Betsy Hart x-rays the souls of people who buy organic produce, and scolds them for feeling unjustifiably "virtuous."
Buying organics is a simplistic, quick-fix path to self-satisfaction, you see. Achieving true moral excellence requires nobler and more thoughtful efforts (beating up on queers, for instance).
Hart's arguments are fairly standard, initially:
In "Rethinking Organics" by Dr. Sanjay Gupta, the doctor writes that while few things make people feel more "virtuous" than eating organic food, there's little evidence that they are either more nutritious or any safer for our bodies than traditionally grown produce with their fertilizers and pesticides.So people buy products in order to make themselves feel better, eh? I'm not sure why this is news, given that we live in a country whose president told us to go shopping after a massive terrorist attack.
Gee, you mean "organics" won't save the world after all?
Not surprisingly, Hart ignores issues like pesticide run-off, land use, climate effects, and so forth. If each mouthful of organic food doesn't directly reduce your personal risk of developing cancer, there's no conceivable reason to buy it.
I should pause here to mention how tired I am of conservatarian blowhards pretending that some virtually nonexistent belief constitutes an oppressive orthodoxy:
Frozen vegetables — yikes — will typically preserve their nutrients more than fresh ones, of whatever organic or nonorganic stripe. Like any other living thing, vegetables start to break down once they are no longer living.)Let this be a lesson to all those misguided souls who'd rather eat month-old carrots than frozen ones. (Don't count on organic farms to start selling frozen vegetables, though; it'd interfere with their pursuit of cheap grace.)
Next, we learn that organic produce is expensive. This would be an ideal place to discuss things like agricultural subsidies, antibiotic resistance, monoculture, pollution, the political clout of agribusiness, and so forth...but that'd distract readers from the main point, which is that people who buy organic food are stuck-up stickybeaks.

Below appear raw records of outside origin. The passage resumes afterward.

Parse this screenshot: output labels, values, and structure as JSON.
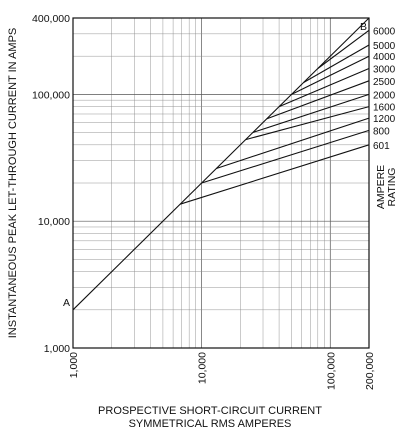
{
  "chart_data": {
    "type": "line",
    "xlabel": "PROSPECTIVE SHORT-CIRCUIT CURRENT",
    "xlabel_line2": "SYMMETRICAL RMS AMPERES",
    "ylabel": "INSTANTANEOUS PEAK LET-THROUGH CURRENT IN AMPS",
    "x_scale": "log",
    "y_scale": "log",
    "xlim": [
      1000,
      200000
    ],
    "ylim": [
      1000,
      400000
    ],
    "x_ticks": [
      {
        "value": 1000,
        "label": "1,000"
      },
      {
        "value": 10000,
        "label": "10,000"
      },
      {
        "value": 100000,
        "label": "100,000"
      },
      {
        "value": 200000,
        "label": "200,000"
      }
    ],
    "y_ticks": [
      {
        "value": 1000,
        "label": "1,000"
      },
      {
        "value": 10000,
        "label": "10,000"
      },
      {
        "value": 100000,
        "label": "100,000"
      },
      {
        "value": 400000,
        "label": "400,000"
      }
    ],
    "grid": true,
    "reference_line": {
      "label_start": "A",
      "label_end": "B",
      "points": [
        [
          1000,
          2000
        ],
        [
          200000,
          400000
        ]
      ]
    },
    "rating_title": "AMPERE RATING",
    "series": [
      {
        "name": "6000",
        "points": [
          [
            80000,
            160000
          ],
          [
            200000,
            320000
          ]
        ]
      },
      {
        "name": "5000",
        "points": [
          [
            62000,
            124000
          ],
          [
            200000,
            245000
          ]
        ]
      },
      {
        "name": "4000",
        "points": [
          [
            50000,
            100000
          ],
          [
            200000,
            200000
          ]
        ]
      },
      {
        "name": "3000",
        "points": [
          [
            40000,
            80000
          ],
          [
            200000,
            160000
          ]
        ]
      },
      {
        "name": "2500",
        "points": [
          [
            32000,
            64000
          ],
          [
            200000,
            128000
          ]
        ]
      },
      {
        "name": "2000",
        "points": [
          [
            25000,
            50000
          ],
          [
            200000,
            100000
          ]
        ]
      },
      {
        "name": "1600",
        "points": [
          [
            22000,
            44000
          ],
          [
            200000,
            80000
          ]
        ]
      },
      {
        "name": "1200",
        "points": [
          [
            13000,
            26000
          ],
          [
            200000,
            65000
          ]
        ]
      },
      {
        "name": "800",
        "points": [
          [
            10000,
            20000
          ],
          [
            200000,
            52000
          ]
        ]
      },
      {
        "name": "601",
        "points": [
          [
            6800,
            13600
          ],
          [
            200000,
            40000
          ]
        ]
      }
    ]
  }
}
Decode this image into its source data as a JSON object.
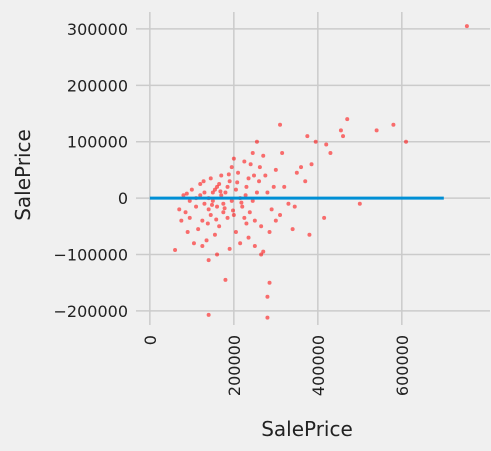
{
  "chart_data": {
    "type": "scatter",
    "xlabel": "SalePrice",
    "ylabel": "SalePrice",
    "color": "#ff0000",
    "line_color": "#008fd5",
    "line": {
      "x": [
        0,
        700000
      ],
      "values": [
        0,
        0
      ]
    },
    "xlim": [
      -33000,
      810000
    ],
    "ylim": [
      -225000,
      330000
    ],
    "xticks": [
      0,
      200000,
      400000,
      600000
    ],
    "yticks": [
      {
        "value": -200000,
        "label": "−200000"
      },
      {
        "value": -100000,
        "label": "−100000"
      },
      0,
      100000,
      200000,
      300000
    ],
    "grid": true,
    "x": [
      755000,
      610000,
      580000,
      540000,
      470000,
      455000,
      460000,
      500000,
      415000,
      395000,
      385000,
      380000,
      375000,
      310000,
      285000,
      280000,
      280000,
      140000,
      180000,
      60000,
      265000,
      340000,
      430000,
      420000,
      130000,
      150000,
      160000,
      140000,
      120000,
      175000,
      190000,
      200000,
      110000,
      95000,
      85000,
      100000,
      125000,
      145000,
      165000,
      180000,
      210000,
      220000,
      230000,
      240000,
      250000,
      260000,
      270000,
      280000,
      290000,
      300000,
      320000,
      330000,
      350000,
      360000,
      370000,
      205000,
      215000,
      235000,
      245000,
      255000,
      225000,
      195000,
      185000,
      170000,
      155000,
      135000,
      115000,
      105000,
      90000,
      75000,
      70000,
      80000,
      140000,
      150000,
      160000,
      170000,
      130000,
      120000,
      110000,
      145000,
      155000,
      165000,
      175000,
      185000,
      195000,
      205000,
      215000,
      225000,
      235000,
      245000,
      255000,
      265000,
      275000,
      285000,
      295000,
      310000,
      270000,
      250000,
      230000,
      200000,
      190000,
      160000,
      140000,
      125000,
      95000,
      88000,
      128000,
      138000,
      148000,
      158000,
      168000,
      178000,
      188000,
      198000,
      208000,
      218000,
      228000,
      238000,
      248000,
      262000,
      300000,
      315000,
      345000
    ],
    "values": [
      305000,
      100000,
      130000,
      120000,
      140000,
      120000,
      110000,
      -10000,
      -35000,
      100000,
      60000,
      -65000,
      110000,
      130000,
      -150000,
      -175000,
      -212000,
      -207000,
      -145000,
      -92000,
      -100000,
      -55000,
      80000,
      95000,
      10000,
      -5000,
      20000,
      -20000,
      5000,
      -10000,
      30000,
      -30000,
      -15000,
      -5000,
      -25000,
      15000,
      -40000,
      35000,
      -50000,
      10000,
      45000,
      -15000,
      20000,
      60000,
      -40000,
      30000,
      75000,
      10000,
      -20000,
      50000,
      20000,
      -10000,
      45000,
      55000,
      30000,
      -60000,
      -80000,
      -70000,
      80000,
      100000,
      65000,
      55000,
      -35000,
      40000,
      -65000,
      -75000,
      -55000,
      -80000,
      -60000,
      -40000,
      -20000,
      5000,
      0,
      10000,
      -15000,
      5000,
      -10000,
      25000,
      0,
      -30000,
      15000,
      25000,
      -25000,
      20000,
      -5000,
      15000,
      0,
      -35000,
      35000,
      -5000,
      10000,
      -50000,
      40000,
      -60000,
      20000,
      -30000,
      -95000,
      -85000,
      -45000,
      70000,
      -90000,
      -100000,
      -110000,
      -85000,
      -35000,
      8000,
      30000,
      -45000,
      -12000,
      -38000,
      12000,
      -18000,
      42000,
      -22000,
      28000,
      -8000,
      5000,
      -25000,
      40000,
      55000,
      -40000,
      80000,
      -15000
    ]
  }
}
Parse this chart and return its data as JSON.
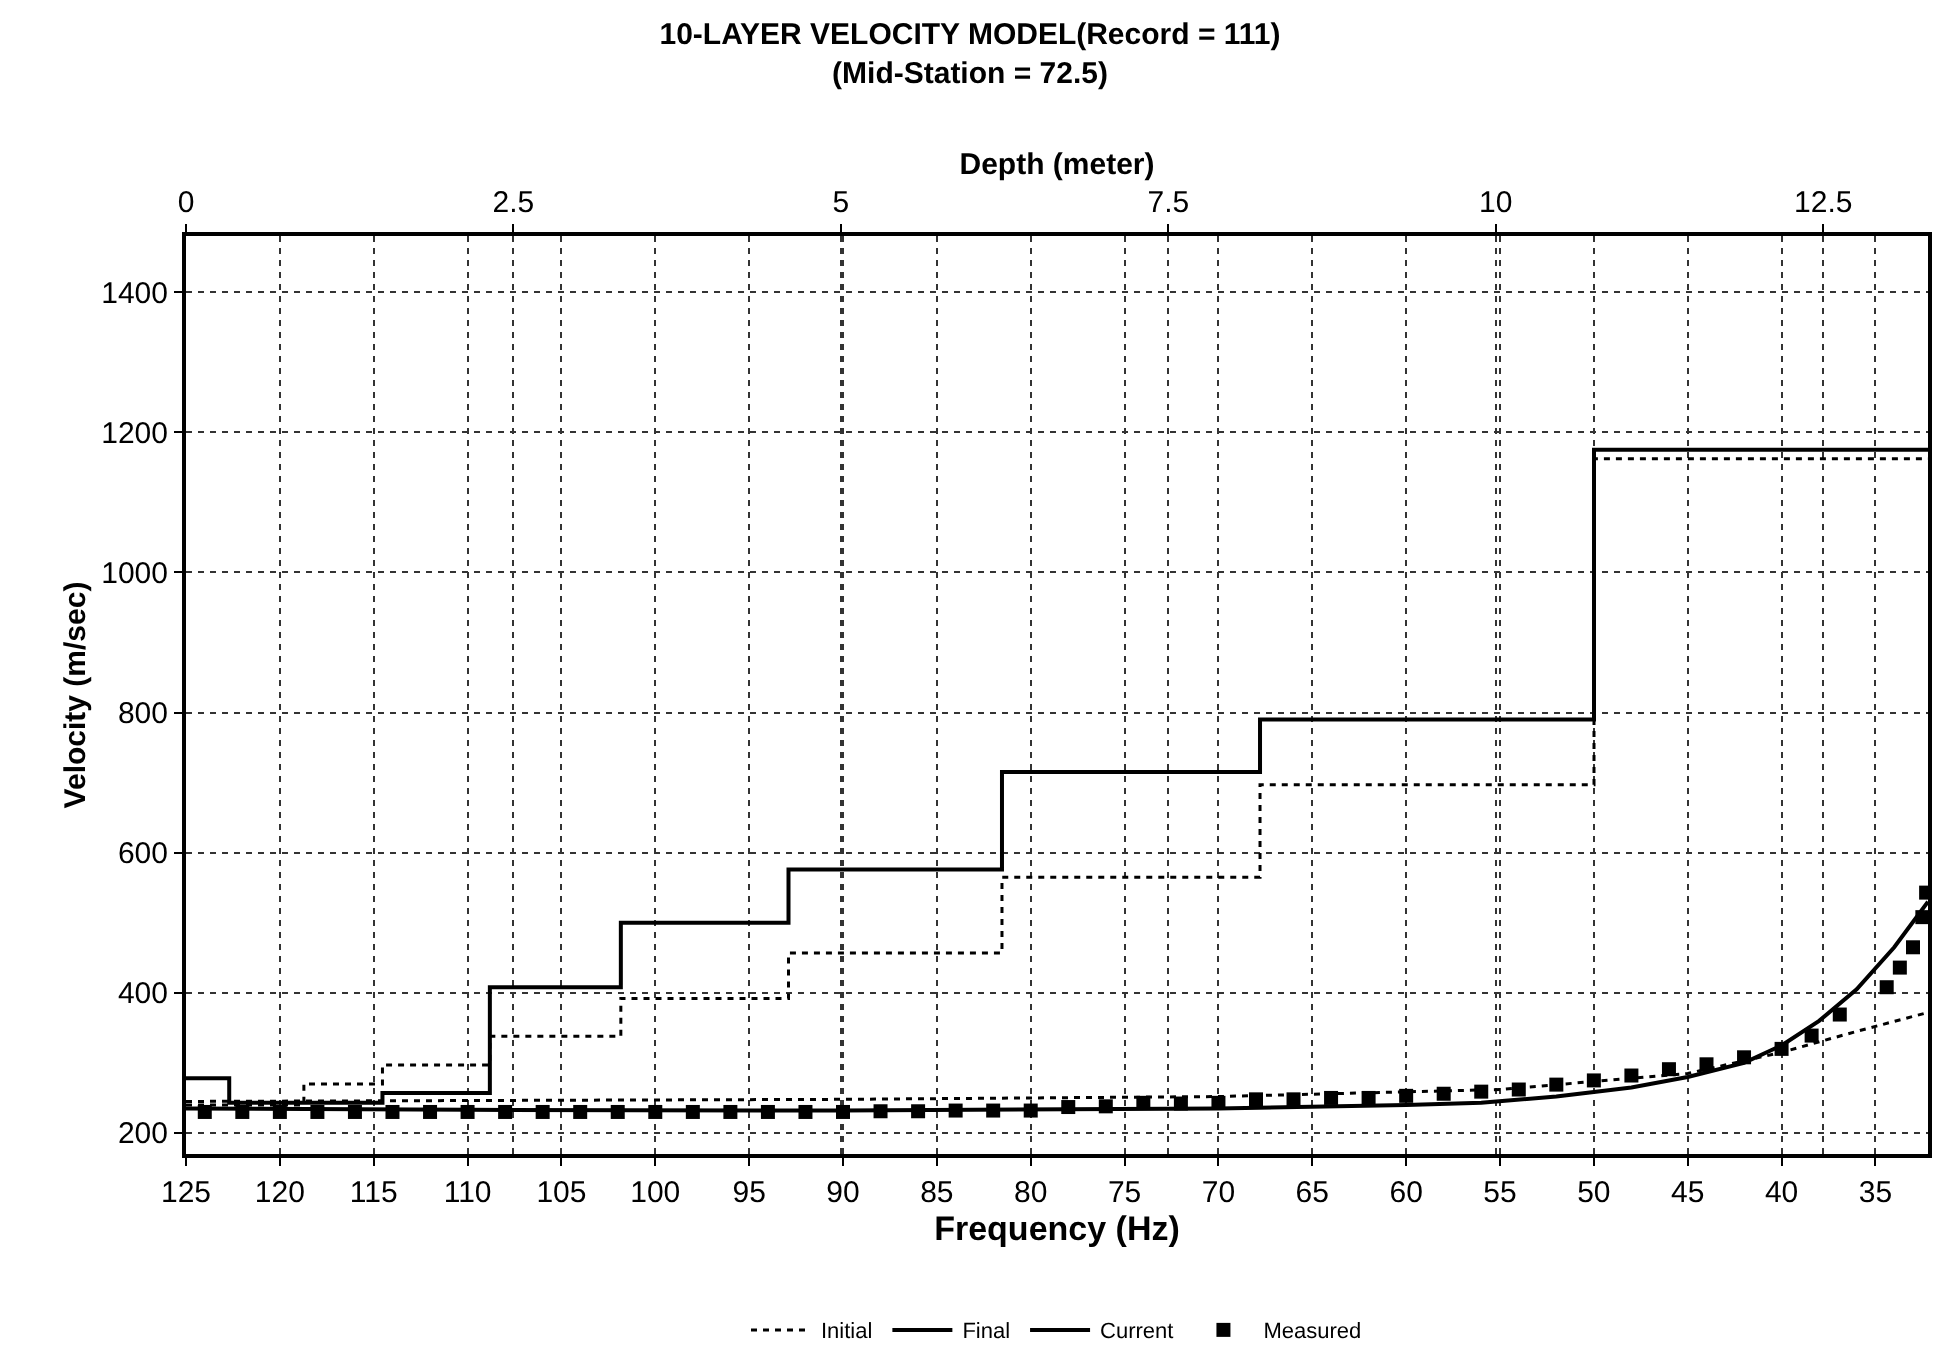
{
  "chart_data": {
    "type": "line",
    "title": "10-LAYER VELOCITY MODEL(Record = 111)",
    "subtitle": "(Mid-Station = 72.5)",
    "xlabel": "Frequency (Hz)",
    "x2label": "Depth (meter)",
    "ylabel": "Velocity (m/sec)",
    "xlim": [
      125,
      32.2
    ],
    "xticks": [
      125,
      120,
      115,
      110,
      105,
      100,
      95,
      90,
      85,
      80,
      75,
      70,
      65,
      60,
      55,
      50,
      45,
      40,
      35
    ],
    "x2lim": [
      0,
      13.3
    ],
    "x2ticks": [
      0,
      2.5,
      5,
      7.5,
      10,
      12.5
    ],
    "ylim": [
      170,
      1480
    ],
    "yticks": [
      200,
      400,
      600,
      800,
      1000,
      1200,
      1400
    ],
    "grid": true,
    "legend": "bottom",
    "series": [
      {
        "name": "Initial",
        "type": "step",
        "axis": "x2",
        "color": "#000000",
        "line_style": "dotted",
        "marker": "none",
        "x": [
          0,
          0.9,
          1.5,
          2.32,
          3.32,
          4.6,
          6.23,
          8.2,
          10.75,
          13.3
        ],
        "values": [
          240,
          270,
          297,
          338,
          392,
          457,
          565,
          697,
          1162,
          1162
        ]
      },
      {
        "name": "Final",
        "type": "step",
        "axis": "x2",
        "color": "#000000",
        "line_style": "solid",
        "marker": "none",
        "x": [
          0,
          0.33,
          1.5,
          2.32,
          3.32,
          4.6,
          6.23,
          8.2,
          10.75,
          13.3
        ],
        "values": [
          278,
          243,
          257,
          408,
          500,
          576,
          715,
          790,
          1175,
          1175
        ]
      },
      {
        "name": "Current",
        "color": "#000000",
        "line_style": "solid",
        "marker": "none",
        "x": [
          125,
          110,
          90,
          70,
          60,
          56,
          52,
          48,
          45,
          42,
          40,
          38,
          36,
          34,
          32.2
        ],
        "values": [
          235,
          233,
          232,
          235,
          240,
          243,
          252,
          265,
          280,
          300,
          325,
          360,
          405,
          465,
          530
        ]
      },
      {
        "color": "#000000",
        "line_style": "dotted",
        "marker": "none",
        "x": [
          125,
          90,
          70,
          55,
          45,
          40,
          36,
          32.2
        ],
        "values": [
          245,
          248,
          252,
          262,
          285,
          315,
          345,
          372
        ]
      },
      {
        "name": "Measured",
        "type": "scatter",
        "color": "#000000",
        "marker": "square",
        "x": [
          124,
          122,
          120,
          118,
          116,
          114,
          112,
          110,
          108,
          106,
          104,
          102,
          100,
          98,
          96,
          94,
          92,
          90,
          88,
          86,
          84,
          82,
          80,
          78,
          76,
          74,
          72,
          70,
          68,
          66,
          64,
          62,
          60,
          58,
          56,
          54,
          52,
          50,
          48,
          46,
          44,
          42,
          40,
          38.4,
          36.9,
          34.4,
          33.7,
          33.0,
          32.5,
          32.3
        ],
        "values": [
          230,
          230,
          230,
          230,
          230,
          230,
          230,
          230,
          230,
          230,
          230,
          230,
          230,
          230,
          230,
          230,
          230,
          230,
          231,
          231,
          232,
          232,
          232,
          237,
          238,
          243,
          242,
          243,
          248,
          248,
          250,
          250,
          253,
          256,
          259,
          262,
          269,
          275,
          282,
          291,
          298,
          308,
          320,
          339,
          369,
          408,
          436,
          465,
          508,
          543
        ]
      }
    ]
  }
}
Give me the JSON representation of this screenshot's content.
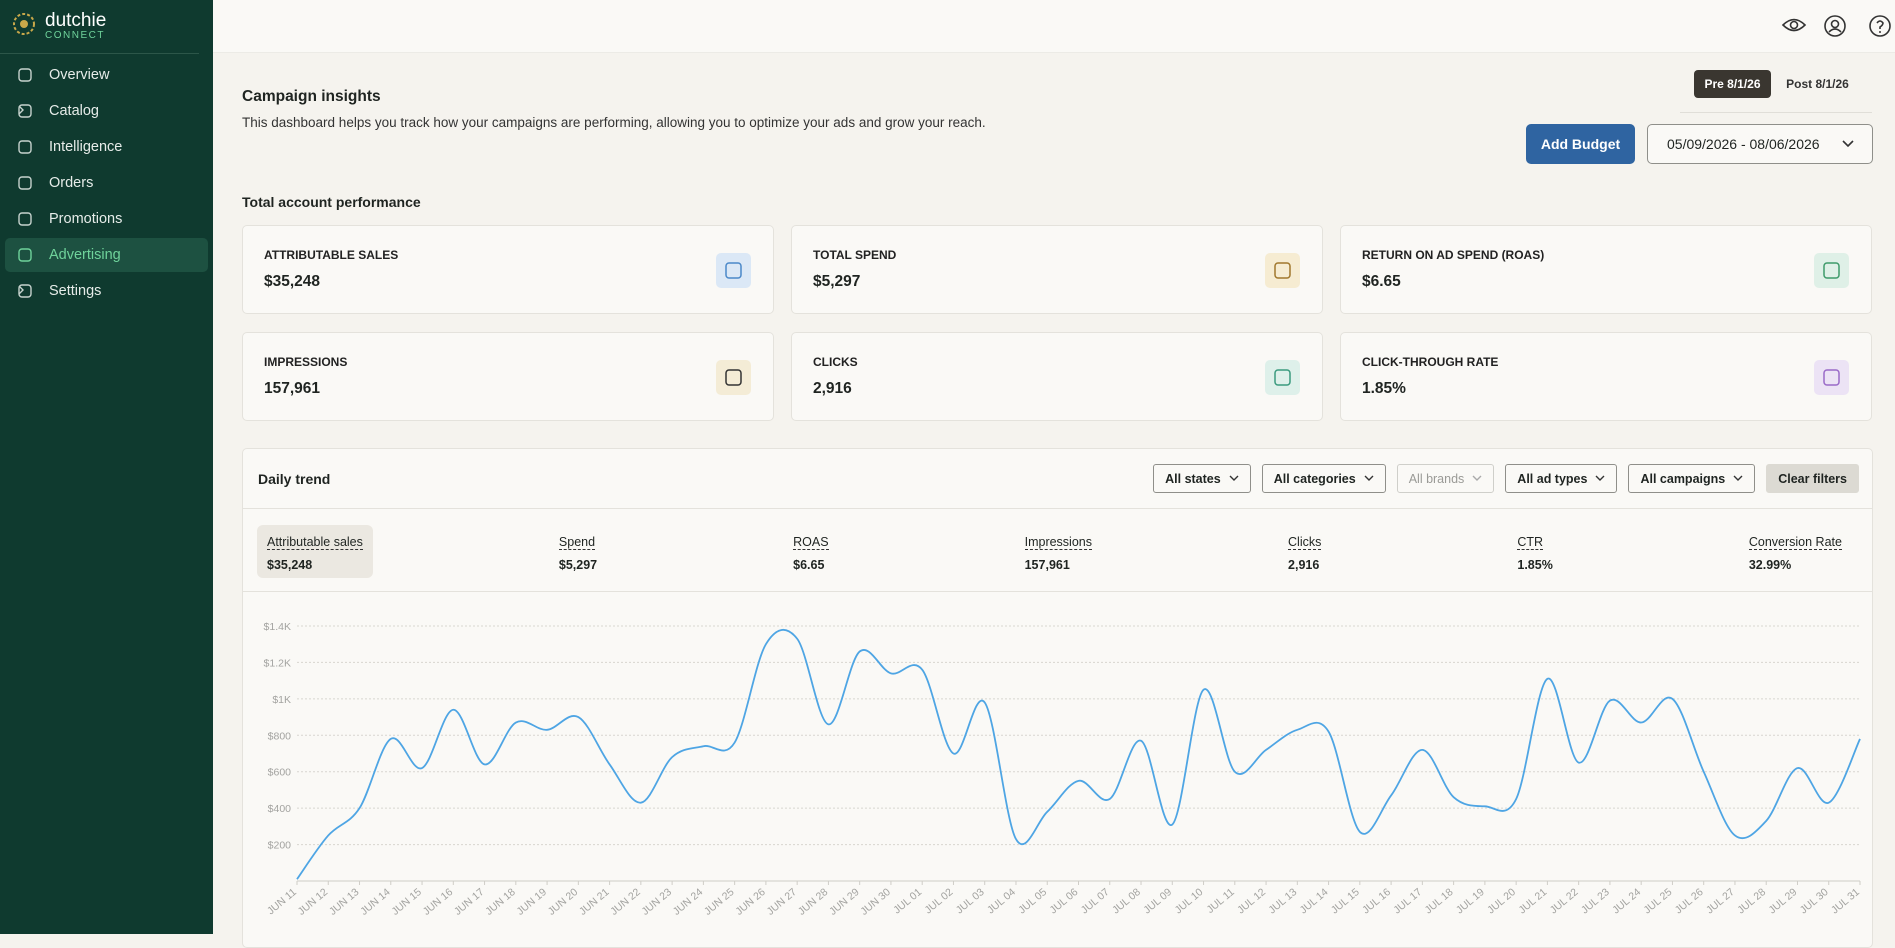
{
  "sidebar": {
    "brand": "dutchie",
    "sub": "CONNECT",
    "nav": [
      "Overview",
      "Catalog",
      "Intelligence",
      "Orders",
      "Promotions",
      "Advertising",
      "Settings"
    ]
  },
  "header": {
    "title": "Campaign insights",
    "description": "This dashboard helps you track how your campaigns are performing, allowing you to optimize your ads and grow your reach.",
    "toggle": [
      "Pre 8/1/26",
      "Post 8/1/26"
    ],
    "button": "Add Budget",
    "date_range": "05/09/2026 - 08/06/2026"
  },
  "section_title": "Total account performance",
  "cards": [
    {
      "label": "ATTRIBUTABLE SALES",
      "value": "$35,248"
    },
    {
      "label": "TOTAL SPEND",
      "value": "$5,297"
    },
    {
      "label": "RETURN ON AD SPEND (ROAS)",
      "value": "$6.65"
    },
    {
      "label": "IMPRESSIONS",
      "value": "157,961"
    },
    {
      "label": "CLICKS",
      "value": "2,916"
    },
    {
      "label": "CLICK-THROUGH RATE",
      "value": "1.85%"
    }
  ],
  "trend": {
    "title": "Daily trend",
    "filters": [
      "All states",
      "All categories",
      "All brands",
      "All ad types",
      "All campaigns"
    ],
    "clear": "Clear filters",
    "metrics": [
      {
        "label": "Attributable sales",
        "value": "$35,248"
      },
      {
        "label": "Spend",
        "value": "$5,297"
      },
      {
        "label": "ROAS",
        "value": "$6.65"
      },
      {
        "label": "Impressions",
        "value": "157,961"
      },
      {
        "label": "Clicks",
        "value": "2,916"
      },
      {
        "label": "CTR",
        "value": "1.85%"
      },
      {
        "label": "Conversion Rate",
        "value": "32.99%"
      }
    ]
  },
  "chart_data": {
    "type": "line",
    "categories": [
      "JUN 11",
      "JUN 12",
      "JUN 13",
      "JUN 14",
      "JUN 15",
      "JUN 16",
      "JUN 17",
      "JUN 18",
      "JUN 19",
      "JUN 20",
      "JUN 21",
      "JUN 22",
      "JUN 23",
      "JUN 24",
      "JUN 25",
      "JUN 26",
      "JUN 27",
      "JUN 28",
      "JUN 29",
      "JUN 30",
      "JUL 01",
      "JUL 02",
      "JUL 03",
      "JUL 04",
      "JUL 05",
      "JUL 06",
      "JUL 07",
      "JUL 08",
      "JUL 09",
      "JUL 10",
      "JUL 11",
      "JUL 12",
      "JUL 13",
      "JUL 14",
      "JUL 15",
      "JUL 16",
      "JUL 17",
      "JUL 18",
      "JUL 19",
      "JUL 20",
      "JUL 21",
      "JUL 22",
      "JUL 23",
      "JUL 24",
      "JUL 25",
      "JUL 26",
      "JUL 27",
      "JUL 28",
      "JUL 29",
      "JUL 30",
      "JUL 31"
    ],
    "series": [
      {
        "name": "Attributable sales",
        "color": "#4ea5e4",
        "values": [
          10,
          250,
          400,
          780,
          620,
          940,
          640,
          870,
          830,
          900,
          640,
          430,
          680,
          740,
          760,
          1300,
          1330,
          860,
          1260,
          1140,
          1160,
          700,
          980,
          230,
          380,
          550,
          450,
          770,
          310,
          1050,
          600,
          720,
          830,
          820,
          270,
          470,
          720,
          460,
          410,
          450,
          1110,
          650,
          990,
          870,
          1000,
          600,
          250,
          330,
          620,
          430,
          780
        ]
      }
    ],
    "ylim": [
      0,
      1400
    ],
    "yticks": [
      {
        "value": 200,
        "label": "$200"
      },
      {
        "value": 400,
        "label": "$400"
      },
      {
        "value": 600,
        "label": "$600"
      },
      {
        "value": 800,
        "label": "$800"
      },
      {
        "value": 1000,
        "label": "$1K"
      },
      {
        "value": 1200,
        "label": "$1.2K"
      },
      {
        "value": 1400,
        "label": "$1.4K"
      }
    ],
    "grid": true
  }
}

Hart goes on to argue that if these modern Trimalchios insist on buying organic milk and eggs, they'll have less money left over for fruits and vegetables, and thus will end up in worse shape than before. It doesn't make a hell of a lot of sense to me, but she must know what she's talking about or they wouldn't have given her a radio show.
You know what the organic food movement is like, come to think of it? A religion!
But what most bothers me is that some of the claims of organic advocates almost resemble a crusade about saving family farms, and the environment and maybe next our souls by eating organic. Hence the slogan, "Think locally, act globally, buy organic."So she has heard of the environment, after all. But if you're expecting her to demolish the claim that organic farming has any environmental benefits, forget about it. It's sufficient to say, yet again, that people who believe such things are preening grandstanders who ought to be kicked:
It's so easy to think of organics — or, rather, feel about organics — as some kind of cure-all and inherently virtuous along with things like recycling. (Never mind if the newspapers we self-righteously lug to the bottom of the driveway typically sit in huge warehouses before they're finally burned or buried.) It's no fun to have to think through a cost-benefit analysis. That requires, well, thinking.On the other hand, it's sheer goddamn untrammeled bliss to be lectured about cost-benefit analysis by someone who believes that the price of conventional crops has something to do with their total cost of production.
After defending rationality by fixating on the haut-bourgeois filth who read and recycle newspapers, and recommending cost-benefit analysis while ignoring the political economy of agribusiness, Hart rejects smug, self-coddling consumerism by presenting it as her own ladder of perfection:
[I]n our culture, it's just easy, it just feels good ... to feel good.As you can see, Ms. Hart holds with Tertullian that "no soldier comes out to the campaign laden with luxuries, nor does he go to action from his comfortable chamber, but from the light and narrow tent, where every kind of hardness, roughness and unpleasantness must be put up with."
Well, this is one gal who "thinks" it's just fine to buy lots of cheap, luscious-looking produce from the conventionally-farmed-food aisles at the grocery. I'm thinking locally, all right. About what's best for my family.